When the Arab oil embargo of 1973 created block-long gasoline lines, we got an energy czar -- William E. Simon.
Four years later, when the nation seemed headed toward a dangerous dependency on foreign oil, we got another energy czar -- James R. Schlesinger. And when prices and wages began chasing each other up the ladder in the late 1970s, we got a succession of anti-inflation czars.
Now comes a proposal for a czar of competition.
Like the oil shortages and the outbreak of inflation of the 1970s, the abrupt collapse of the U.S. position in international trade is creating a snowballing sense of crisis.
No fewer than 17 separate studies by the cream of the nation's business, academic, labor, foundation and political leadership have been made on the competitiveness issue in the past 30 months. And there is a striking consensus among them about the gravity of the challenge facing the country, according to Pat Choate, director of policy analysis for TRW Inc. and a contributor to several of the reports.
"First, there was widespread agreement that increasing U.S. competitiveness is essential to meeting our nation's many objectives," Choate told a House subcommittee this week. "They are saying they don't believe fiscal and monetary policy will do it," he added.
"The ability of American industry to compete against foreign competitors, both at home and abroad, is central to our attainment or just about any other national goal to which we aspire," Hewlett-Packard Co.
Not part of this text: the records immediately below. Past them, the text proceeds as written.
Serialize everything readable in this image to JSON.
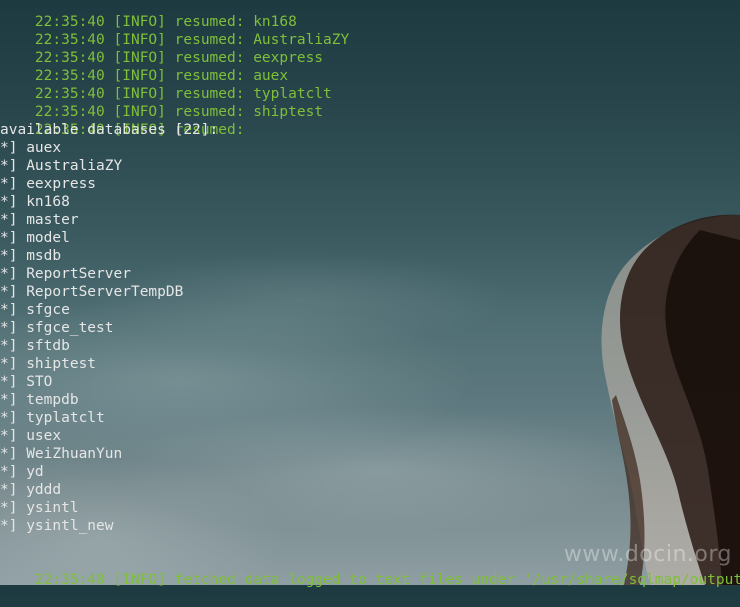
{
  "log_lines": [
    {
      "time": "22:35:40",
      "level": "[INFO]",
      "message": "resumed: kn168"
    },
    {
      "time": "22:35:40",
      "level": "[INFO]",
      "message": "resumed: AustraliaZY"
    },
    {
      "time": "22:35:40",
      "level": "[INFO]",
      "message": "resumed: eexpress"
    },
    {
      "time": "22:35:40",
      "level": "[INFO]",
      "message": "resumed: auex"
    },
    {
      "time": "22:35:40",
      "level": "[INFO]",
      "message": "resumed: typlatclt"
    },
    {
      "time": "22:35:40",
      "level": "[INFO]",
      "message": "resumed: shiptest"
    },
    {
      "time": "22:35:40",
      "level": "[INFO]",
      "message": "resumed:"
    }
  ],
  "databases_header": "available databases [22]:",
  "bullet": "*]",
  "databases": [
    "auex",
    "AustraliaZY",
    "eexpress",
    "kn168",
    "master",
    "model",
    "msdb",
    "ReportServer",
    "ReportServerTempDB",
    "sfgce",
    "sfgce_test",
    "sftdb",
    "shiptest",
    "STO",
    "tempdb",
    "typlatclt",
    "usex",
    "WeiZhuanYun",
    "yd",
    "yddd",
    "ysintl",
    "ysintl_new"
  ],
  "footer": {
    "time": "22:35:40",
    "level": "[INFO]",
    "message": "fetched data logged to text files under '/usr/share/sqlmap/output"
  },
  "watermark": "www.docin.org"
}
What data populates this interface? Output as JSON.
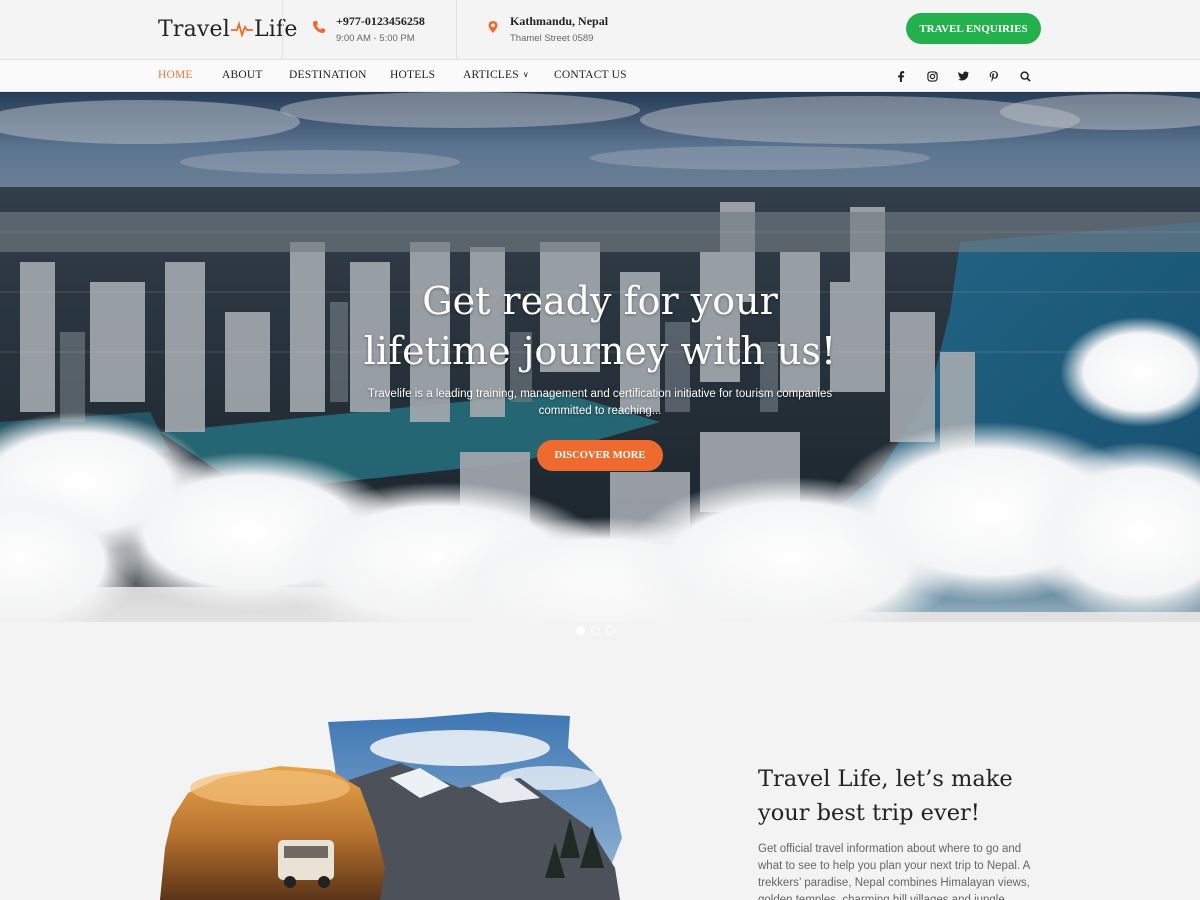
{
  "brand": {
    "logo_left": "Travel",
    "logo_right": "Life"
  },
  "header": {
    "phone": {
      "number": "+977-0123456258",
      "hours": "9:00 AM - 5:00 PM",
      "icon": "phone-icon"
    },
    "location": {
      "city": "Kathmandu, Nepal",
      "street": "Thamel Street 0589",
      "icon": "location-pin-icon"
    },
    "cta": "TRAVEL ENQUIRIES"
  },
  "nav": {
    "items": [
      {
        "label": "HOME"
      },
      {
        "label": "ABOUT"
      },
      {
        "label": "DESTINATION"
      },
      {
        "label": "HOTELS"
      },
      {
        "label": "ARTICLES"
      },
      {
        "label": "CONTACT US"
      }
    ],
    "social": [
      "facebook-icon",
      "instagram-icon",
      "twitter-icon",
      "pinterest-icon",
      "search-icon"
    ]
  },
  "hero": {
    "title_line1": "Get ready for your",
    "title_line2": "lifetime journey with us!",
    "subtitle": "Travelife is a leading training, management and certification initiative for tourism companies committed to reaching...",
    "button": "DISCOVER MORE",
    "slides": 3,
    "active_slide": 1
  },
  "about": {
    "title_line1": "Travel Life, let’s make",
    "title_line2": "your best trip ever!",
    "text": "Get official travel information about where to go and what to see to help you plan your next trip to Nepal. A trekkers’ paradise, Nepal combines Himalayan views, golden temples, charming hill villages and jungle"
  },
  "colors": {
    "accent": "#e8763e",
    "discover_button": "#ef6a2e",
    "cta_green": "#22b14c"
  }
}
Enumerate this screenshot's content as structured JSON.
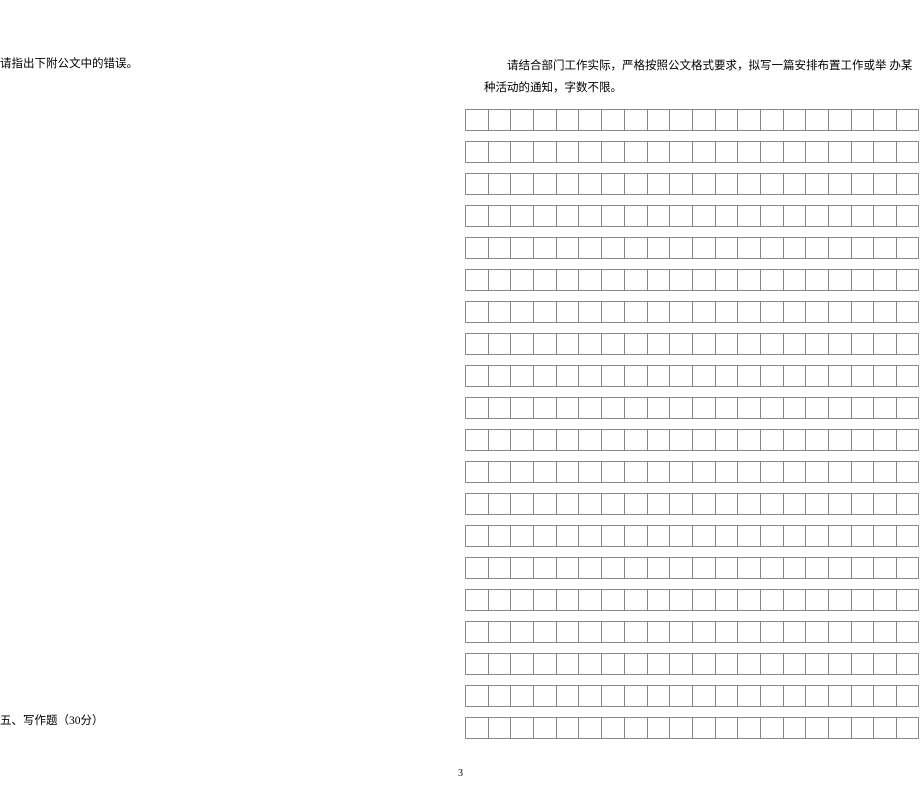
{
  "leftInstruction": "请指出下附公文中的错误。",
  "rightInstruction": "请结合部门工作实际，严格按照公文格式要求，拟写一篇安排布置工作或举  办某种活动的通知，字数不限。",
  "sectionTitle": "五、写作题（30分）",
  "pageNumber": "3",
  "grid": {
    "rows": 20,
    "cols": 20
  }
}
President John A. Young, chairman of the President's Commission on Industrial Competitiveness, told the same panel.
The United States can't meet its defense commitments, its social spending goals -- and assure a rising standard of living for its people -- unless a wide range of changes are made in government policies, business management practices and employe attitudes, according to Young's commission and many of the other study groups.
"The second common concern [among the groups] is the stunning confusion that wracks U.S. policy making," Choate said. "In report after report, a principal recommendation is the need for better coordination of the various government activities and U.S. participation in the global marketplace."
Most of the study groups recommend the appointment of a top-level White House adviser or coordinator on trade and economic issues, with the role and clout of the National Security Adviser, said Choate.
Although the recommendations differ, the idea is shared by groups as diverse as Young's commission, whose members included leaders from the steel, computer, investment and telecommunications industries; the Committee on the Next Agenda, headed by Thomas D. Bell of the Hudson Institute and including members from some leading conservative think-tanks, and the Business-Higher Education Forum, with leaders of top U.S. companies and universities.
"They're saying we don't need a MITI," said Choate, referring to a Japanese-style Ministry of International Trade and Industry (although some groups support creation of a Department of Trade). "And [they're saying] we don't need an industrial policy," said Choate (although that remains on the lists of organized labor and liberal Democrats in Congress). "But we do need to give economic competitiveness some high-level attention and coordination, in the same way we do it with national security."
But even though the problem has been documented, the histories of Washington's recent czars raise some large cautionary flags.
Schlesinger -- as energy adviser and then the first secretary of the new Department of Energy -- became the administration's broker in a brutal two-year political bout with Congress to rewrite the nation's energy laws.
He was the cynosure of a cyclone of conflicting political demands -- from coal state congressmen who wanted the government to promote coal use by utilities; from conservatives who wanted energy price controls removed and liberals who demanded protection for consumers; and from the many parts of the energy industry all seeking the best deal from the government.
"We have done a lot of odd things to ourselves," Schlesinger remarked ruefully in 1979 as his resignation neared: "Almost everybody can so 'no' " to the energy secretary, "and there is nobody who can say 'yes.' " The Carter-Schlesinger energy program, in hindsight, looks a lot better than the public perceived it to be seven years ago. But it fell prey to special interests on key issues.
A top-level adviser on competitiveness would face the same chorus of political demands that deafened Schlesinger. There would be appeals to do more to help industries hurt by imports or blocked from exporting by unfair trade restrictions abroad, to promote research and development spending and the training of engineers and scientists, to shift tax policies to favor particular industries, to tilt federal regulations in industry's favor, to boost trade with communist nations and to block it, and on and on.
There appears to be a consensus on the problem, but not on the solution -- in or out of the administration. And as long as that is so, the risks of trying to negotiate a new, comprehensive public policy on competitiveness with the Congress are very large.